# Chapter 4.1. Static Optimization Methods
### 4.1.1. Unconstrained Static Optimization
Suppose we have a(n at least twice-differentiable) objective function of $n$ variables $$\max_{\mathbf{x} = \left(x_{1}, \ldots, x_{n}\right) \in \mathbb{R}^{n}} f\left(x_{1},\ldots,x_{n}\right). \tag{4.1a}$$ The first-order conditions when maximizing $f$ are:
\begin{align}
f_{1} &= \dfrac{\partial f}{\partial x_{1}} &= 0, \\
f_{2} &= \dfrac{\partial f}{\partial x_{2}} &= 0, \tag{4.1b}\\
\vdots & & \vdots \\
f_{n} &= \dfrac{\partial f}{\partial x_{n}} &= 0.
\end{align} The ==Hessian matrix== associated to our objective function $f$ is
$$Hf = \begin{bmatrix}
f_{11} & f_{12} & \cdots & \cdots & f_{1n} \\
f_{21} & f_{22} & \cdots & \cdots & f_{2n} \\
\vdots & \vdots & \ddots & & \vdots \\
\vdots & \vdots & & \ddots & \vdots \\
f_{n1} & f_{n2} & \cdots & \cdots & f_{nn}
\end{bmatrix},$$ where for $i,j=1,2,\ldots,n$, $f_{ij} = \dfrac{\partial^{2} f}{\partial x_{i}\partial x_{j}}$. The second-order conditions for maximization of the objective function $f$ requires that $Hf$ is an ==negative definite matrix==, i.e., $(-1)^{n}M_{n} > 0$ where $M_{n}$ is the ==$n$-th order leading principal minor== of the $Hf$ given by
\begin{align*}
M_{1} &= f_{11} \\
M_{2} &= \left| \begin{array}{cc}
f_{11} & f_{12} \\
f_{21} & f_{22}
\end{array} \right| \\
&\vdots \\
M_{n} &= |Hf|
\end{align*}
### 4.1.2. Static Optimization Problems with Equality Constraints
Consider the two-variable problem $$\max_{x,y} f(x,y)$$ subject to $g(x,y) = c$.

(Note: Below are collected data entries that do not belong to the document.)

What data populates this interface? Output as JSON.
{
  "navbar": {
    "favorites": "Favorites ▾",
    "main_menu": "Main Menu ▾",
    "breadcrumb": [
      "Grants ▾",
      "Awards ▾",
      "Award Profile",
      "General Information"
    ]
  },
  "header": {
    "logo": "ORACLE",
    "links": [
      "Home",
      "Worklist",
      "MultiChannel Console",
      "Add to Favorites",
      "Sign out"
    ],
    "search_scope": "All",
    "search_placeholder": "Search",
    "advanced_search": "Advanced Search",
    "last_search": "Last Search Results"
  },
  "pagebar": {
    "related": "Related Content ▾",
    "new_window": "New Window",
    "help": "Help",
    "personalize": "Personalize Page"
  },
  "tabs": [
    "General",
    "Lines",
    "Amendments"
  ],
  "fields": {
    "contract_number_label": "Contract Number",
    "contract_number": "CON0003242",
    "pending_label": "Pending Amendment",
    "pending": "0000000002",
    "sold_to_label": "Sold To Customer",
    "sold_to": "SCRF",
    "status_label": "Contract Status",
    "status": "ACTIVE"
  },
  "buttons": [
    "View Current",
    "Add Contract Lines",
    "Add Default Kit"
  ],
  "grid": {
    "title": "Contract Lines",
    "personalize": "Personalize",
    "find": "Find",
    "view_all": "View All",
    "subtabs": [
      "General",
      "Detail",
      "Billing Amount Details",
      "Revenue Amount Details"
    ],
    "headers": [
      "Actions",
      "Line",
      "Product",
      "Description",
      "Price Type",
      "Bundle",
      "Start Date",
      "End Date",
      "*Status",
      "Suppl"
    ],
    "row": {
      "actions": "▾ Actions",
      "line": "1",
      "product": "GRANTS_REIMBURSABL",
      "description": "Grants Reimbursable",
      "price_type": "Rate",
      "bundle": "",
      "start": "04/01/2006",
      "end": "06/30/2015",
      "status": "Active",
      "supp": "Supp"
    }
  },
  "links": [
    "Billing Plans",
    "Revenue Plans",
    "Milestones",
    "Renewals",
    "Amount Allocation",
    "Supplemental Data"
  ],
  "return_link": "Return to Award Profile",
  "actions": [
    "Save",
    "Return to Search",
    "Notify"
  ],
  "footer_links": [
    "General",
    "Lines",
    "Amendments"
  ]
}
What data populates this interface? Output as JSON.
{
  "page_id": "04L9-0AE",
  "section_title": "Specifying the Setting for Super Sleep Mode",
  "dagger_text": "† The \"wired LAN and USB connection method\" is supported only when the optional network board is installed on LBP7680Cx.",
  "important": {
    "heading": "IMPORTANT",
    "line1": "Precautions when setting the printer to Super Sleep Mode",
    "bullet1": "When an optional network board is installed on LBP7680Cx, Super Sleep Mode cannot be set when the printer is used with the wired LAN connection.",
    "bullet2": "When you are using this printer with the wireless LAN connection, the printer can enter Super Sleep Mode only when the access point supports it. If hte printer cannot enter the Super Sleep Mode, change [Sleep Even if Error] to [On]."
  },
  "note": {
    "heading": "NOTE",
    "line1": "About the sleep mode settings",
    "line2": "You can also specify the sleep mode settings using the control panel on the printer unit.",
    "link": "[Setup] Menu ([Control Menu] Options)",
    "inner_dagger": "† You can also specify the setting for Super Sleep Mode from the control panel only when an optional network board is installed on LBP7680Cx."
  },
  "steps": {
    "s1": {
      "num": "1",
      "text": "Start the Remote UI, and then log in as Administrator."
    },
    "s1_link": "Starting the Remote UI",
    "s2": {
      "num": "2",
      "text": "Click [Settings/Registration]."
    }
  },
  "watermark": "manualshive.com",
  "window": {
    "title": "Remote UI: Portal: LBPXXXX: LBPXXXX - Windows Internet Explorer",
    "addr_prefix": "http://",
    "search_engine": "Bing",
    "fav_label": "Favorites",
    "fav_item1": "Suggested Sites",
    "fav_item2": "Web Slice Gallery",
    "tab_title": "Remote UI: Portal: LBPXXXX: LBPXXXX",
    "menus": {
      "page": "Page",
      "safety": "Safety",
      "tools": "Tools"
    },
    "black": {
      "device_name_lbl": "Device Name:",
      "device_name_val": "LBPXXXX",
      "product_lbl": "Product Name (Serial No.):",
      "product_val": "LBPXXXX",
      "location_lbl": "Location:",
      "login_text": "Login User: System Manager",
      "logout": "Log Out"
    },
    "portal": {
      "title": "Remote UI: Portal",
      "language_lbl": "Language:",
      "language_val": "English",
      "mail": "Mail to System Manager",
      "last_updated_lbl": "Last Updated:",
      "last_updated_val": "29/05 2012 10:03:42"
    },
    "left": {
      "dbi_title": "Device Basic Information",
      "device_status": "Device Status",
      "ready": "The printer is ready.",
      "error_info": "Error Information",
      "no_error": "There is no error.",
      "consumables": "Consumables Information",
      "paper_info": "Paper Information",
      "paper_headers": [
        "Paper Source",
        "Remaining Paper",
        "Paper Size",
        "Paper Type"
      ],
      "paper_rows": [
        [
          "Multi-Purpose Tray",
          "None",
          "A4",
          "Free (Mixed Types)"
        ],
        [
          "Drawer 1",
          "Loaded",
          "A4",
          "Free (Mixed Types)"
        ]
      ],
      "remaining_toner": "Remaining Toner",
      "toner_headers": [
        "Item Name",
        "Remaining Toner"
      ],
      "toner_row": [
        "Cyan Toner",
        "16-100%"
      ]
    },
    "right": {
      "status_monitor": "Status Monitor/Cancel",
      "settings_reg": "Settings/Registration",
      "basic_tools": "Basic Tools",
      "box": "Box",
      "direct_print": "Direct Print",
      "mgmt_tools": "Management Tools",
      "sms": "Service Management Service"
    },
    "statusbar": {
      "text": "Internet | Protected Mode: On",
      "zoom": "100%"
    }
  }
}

The constraint set (i.e. the set of all pairs $(x,y)$ for which $g(x,y) = c$) is a set of points in $(x,y)$-space. Assume that the functions $f$ and $g$ are at least twice-differentiable. At a solution $(x^{*},y^{*})$ of the problem, the constraint curve is tangent to a level curve of $f$ i.e.,
$$-\frac{f'_{1}(x^{*},y^{*})}{f'_{2}(x^{*},y^{*})} = -\frac{g'_{1}(x^{*},y^{*})}{g'_{2}(x^{*},y^{*})}$$
or,
$$-\frac{f'_{1}(x^{*},y^{*})}{g'_{1}(x^{*},y^{*})} = -\frac{f'_{2}(x^{*},y^{*})}{g'_{2}(x^{*},y^{*})} \tag{4.2}$$
assuming that neither $g'_{1}(x^{*},y^{*})$ nor $g'_{2}(x^{*},y^{*})$ is zero. Now introduce a new variable, $\lambda$, and set it equal to the common value of the quotients: $$\lambda = \frac{f'_{1}(x^{*},y^{*})}{g'_{1}(x^{*},y^{*})} = \frac{f'_{2}(x^{*},y^{*})}{g'_{2}(x^{*},y^{*})}.$$ It might appear that introducing a new variable merely complicates the problem, but in fact it is a clever step that allows the condition for a maximum to be expressed in an appealing way. Given the definition of $\lambda$, the condition for $(x^{*},y^{*})$ to solve the problem may be written as the two equations
\begin{align*}
f'_{1}(x^{*},y^{*})-\lambda g'_{1}(x^{*}, y^{*}) &= 0 \\
f'_{2}(x^{*},y^{*})-\lambda g'_{2}(x^{*}, y^{*}) &= 0.
\end{align*}
At a solution of the problem we need, in addition, $c = g(x^{*},y^{*})$ (the constraint is satisfied). Thus, the following conditions must be satisfied at a solution $(x^{*},y^{*})$:
\begin{align}
f'_{1}(x^{*},y^{*})-\lambda g'_{1}(x^{*}, y^{*}) &= 0 \\
f'_{2}(x^{*},y^{*})-\lambda g'_{2}(x^{*}, y^{*}) &= 0 \tag{4.3}\\
c-g(x^{*},y^{*}) &= 0.
\end{align}
The first two equations can be viewed conveniently as the first-order conditions for the derivatives of the ==Lagrangian== $$\mathcal{L}(x,y,\lambda) = f(x,y)-\lambda(g(x,y)-c), \tag{4.4}$$ with respect to $x$ and $y$ to be zero.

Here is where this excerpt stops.